Un famoso cantante pop, soprannominato «il Michael Jackson della Thailandia», è stato condannato a due anni di carcere per aver causato la morte di due persone mentre guidava sotto l’effetto dell’alcol.
Manasawin Nantasen, noto come Tik Shiro, è diventato famoso tra la fine degli anni 80 e gli anni 90 per il suo cappello fedora e le coreografie ispirate al moonwalk, che gli valsero paragoni con Michael Jackson.
Il 64enne era alla guida della sua auto su un ponte a Bangkok nell’ottobre 2024 quando ha investito una motocicletta ferma. Ha ucciso una donna di 28 anni e ha fatto cadere dal ponte il fratello di lei, 21 anni. Il giovane è morto in ospedale per le ferite riportate.
Un video del cantante in ginocchio, in lacrime sul luogo dell’incidente, è diventato virale sui social media in Thailandia.
Secondo la dichiarazione del tribunale, l’imputato si è costituito e ha fornito una testimonianza utile al caso.
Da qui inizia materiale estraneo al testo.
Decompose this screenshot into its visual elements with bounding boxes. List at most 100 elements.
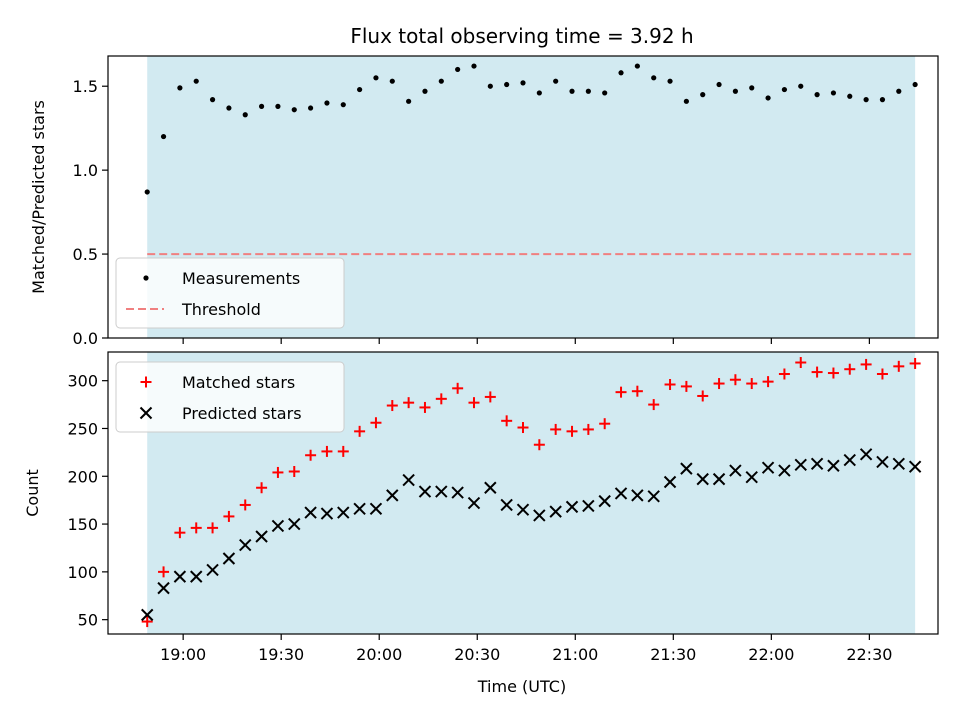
- data-point: [713, 378, 725, 390]
- data-point: [141, 608, 154, 622]
- data-point: [144, 189, 150, 195]
- data-point: [602, 90, 608, 96]
- data-point: [468, 397, 480, 409]
- data-point: [324, 100, 330, 106]
- series-measurements: [144, 63, 918, 195]
- data-point: [307, 105, 314, 111]
- x-b: [369, 502, 383, 515]
- legend-box: [115, 257, 345, 329]
- ratio-panel: 0.0 0.5 1.0 1.5 Measurements Threshold: [73, 55, 939, 348]
- data-point: [177, 85, 183, 91]
- legend-marker: [139, 406, 153, 420]
- data-point: [683, 98, 689, 104]
- x-b: [712, 472, 726, 486]
- data-point: [860, 358, 872, 370]
- data-point: [321, 445, 333, 457]
- data-point: [340, 102, 346, 108]
- y-tick-label: 1.0: [73, 161, 98, 180]
- data-point: [746, 378, 758, 390]
- y-tick-label: 0.5: [73, 245, 98, 264]
- data-point: [242, 112, 248, 118]
- data-point: [810, 457, 824, 471]
- x-b: [484, 481, 497, 494]
- x-b: [402, 473, 415, 487]
- data-point: [565, 500, 579, 514]
- x-tick-label: 22:30: [846, 645, 892, 664]
- data-point: [467, 496, 481, 510]
- x-b: [157, 581, 170, 595]
- x-b: [680, 462, 693, 475]
- data-point: [618, 70, 624, 76]
- legend: Matched stars Predicted stars: [115, 361, 345, 433]
- data-point: [403, 397, 415, 409]
- x-b: [467, 496, 481, 510]
- axes-frame: [107, 351, 939, 635]
- data-point: [798, 83, 804, 89]
- data-point: [174, 527, 186, 539]
- data-point: [206, 563, 219, 577]
- data-point: [370, 417, 382, 429]
- x-tick-label: 22:00: [748, 645, 794, 664]
- data-point: [271, 519, 285, 533]
- data-point: [634, 63, 640, 69]
- series-predicted-stars: [141, 448, 922, 622]
- x-b: [582, 499, 595, 513]
- chart-title: Flux total observing time = 3.92 h: [350, 24, 693, 48]
- legend-marker: [143, 275, 149, 281]
- x-b: [533, 509, 546, 522]
- data-point: [566, 425, 578, 437]
- x-b: [139, 406, 153, 420]
- data-point: [778, 464, 791, 477]
- x-b: [745, 471, 758, 484]
- x-tick-label: 20:00: [356, 645, 402, 664]
- data-point: [226, 105, 232, 111]
- x-b: [729, 464, 742, 477]
- data-point: [419, 401, 431, 413]
- legend-label: Measurements: [182, 269, 300, 288]
- data-point: [223, 510, 235, 522]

La corte ha aggiunto che aveva mostrato rimorso partecipando ai funerali delle vittime e versando un risarcimento alle loro famiglie.
Secondo l’Organizzazione mondiale della sanità (Oms), la Thailandia ha uno dei peggiori bilanci al mondo in materia di sicurezza stradale. Il Paese è nono su 175 Stati membri dell’Oms per numero di morti in incidenti stradali. Nel 2021, le stime dell’Oms indicavano 18.218 decessi su strada, una media di 50 al giorno.